Question

A box contains \[6\] apples, \[5\] oranges and \[8\] mangoes.
I.In how many different ways can a fruit be selected from the box?
II.In how many different ways can an apple and an orange be selected?

Answer 1

Hint: We can solve this problem using the concept of Combinations. Combinations are the way of selecting the objects or numbers from a group of objects or collection, in such a way that the order of the objects does not matter.

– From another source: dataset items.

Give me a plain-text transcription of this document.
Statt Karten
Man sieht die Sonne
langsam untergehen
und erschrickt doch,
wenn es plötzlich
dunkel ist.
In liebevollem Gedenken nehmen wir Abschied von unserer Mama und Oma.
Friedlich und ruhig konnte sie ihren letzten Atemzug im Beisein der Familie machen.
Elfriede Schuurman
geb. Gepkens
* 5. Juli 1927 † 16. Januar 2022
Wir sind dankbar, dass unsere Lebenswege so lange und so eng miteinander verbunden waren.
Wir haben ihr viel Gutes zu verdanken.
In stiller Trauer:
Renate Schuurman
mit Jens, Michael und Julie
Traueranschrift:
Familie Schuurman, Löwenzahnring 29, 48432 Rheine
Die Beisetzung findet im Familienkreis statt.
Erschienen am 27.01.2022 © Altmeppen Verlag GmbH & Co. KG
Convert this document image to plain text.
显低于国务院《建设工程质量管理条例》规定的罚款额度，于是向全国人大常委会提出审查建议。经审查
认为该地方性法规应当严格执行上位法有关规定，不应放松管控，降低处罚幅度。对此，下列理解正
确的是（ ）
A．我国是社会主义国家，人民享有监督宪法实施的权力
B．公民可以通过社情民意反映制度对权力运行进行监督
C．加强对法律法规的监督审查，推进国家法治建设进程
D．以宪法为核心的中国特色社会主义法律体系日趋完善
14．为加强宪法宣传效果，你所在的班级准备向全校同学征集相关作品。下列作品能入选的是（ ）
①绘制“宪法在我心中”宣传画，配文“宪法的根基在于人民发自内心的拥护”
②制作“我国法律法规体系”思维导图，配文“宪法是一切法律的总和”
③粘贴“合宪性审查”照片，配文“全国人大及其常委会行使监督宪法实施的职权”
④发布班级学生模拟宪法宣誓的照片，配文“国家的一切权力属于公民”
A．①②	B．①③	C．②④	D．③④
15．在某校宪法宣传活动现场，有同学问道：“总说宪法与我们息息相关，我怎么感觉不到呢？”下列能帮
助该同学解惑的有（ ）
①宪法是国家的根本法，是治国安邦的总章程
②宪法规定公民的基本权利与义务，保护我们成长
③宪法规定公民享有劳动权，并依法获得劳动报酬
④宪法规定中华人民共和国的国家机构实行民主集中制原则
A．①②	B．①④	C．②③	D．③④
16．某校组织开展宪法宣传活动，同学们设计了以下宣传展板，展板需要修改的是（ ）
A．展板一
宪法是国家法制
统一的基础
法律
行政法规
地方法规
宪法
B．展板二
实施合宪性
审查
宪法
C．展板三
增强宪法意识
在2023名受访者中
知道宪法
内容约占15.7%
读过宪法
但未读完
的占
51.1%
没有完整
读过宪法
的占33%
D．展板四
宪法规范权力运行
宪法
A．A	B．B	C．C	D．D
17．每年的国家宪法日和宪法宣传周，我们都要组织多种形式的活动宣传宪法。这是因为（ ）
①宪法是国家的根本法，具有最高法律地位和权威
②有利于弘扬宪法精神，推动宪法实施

Complete step by step solution:
I.Given that:
The number of apples in a box \[ = 6\]
The number of oranges in a box \[ = 5\]
The number of mangoes in a box \[ = 8\]
Then, the total number of fruits in a box is given by \[19\]
Let us find the number of different ways of selecting a fruit from the box is given as follows
Since we have to select one fruit out of 19 fruits and is \[{ = ^{19}}{C_1}\]
On simplification We get \[^{19}{C_1} = 19\]
Therefore, the number of different ways of selecting a fruit from the box is \[ = 19\] .
So, the correct answer is “19”.

II.Now Let us find the number of different ways of selecting an apple and an orange from the box and is given by
 \[{ = ^6}{C_1}{ \times ^5}{C_1}\]
 \[ = 6 \times 5\]
 \[ = 30\]
Therefore, the number of different ways of selecting an apple and an orange from the box is \[ = 30\]
So, the correct answer is “30”.

Note: In the above problem we have used the formula \[n{c_r} = \dfrac{{n!}}{{r!\left( {n - r} \right)!}}\] to simplify the terms of the form \[^n{C_r}\] The symbol \[!\] is called factorial and the continued product of the first n natural number is called factorial ‘n’. It is denoted by \[n!\] or \[n! = n(n - 1)(n - 2)...3 \times 2 \times 1\] and also we know that \[0! = 1! = 1\]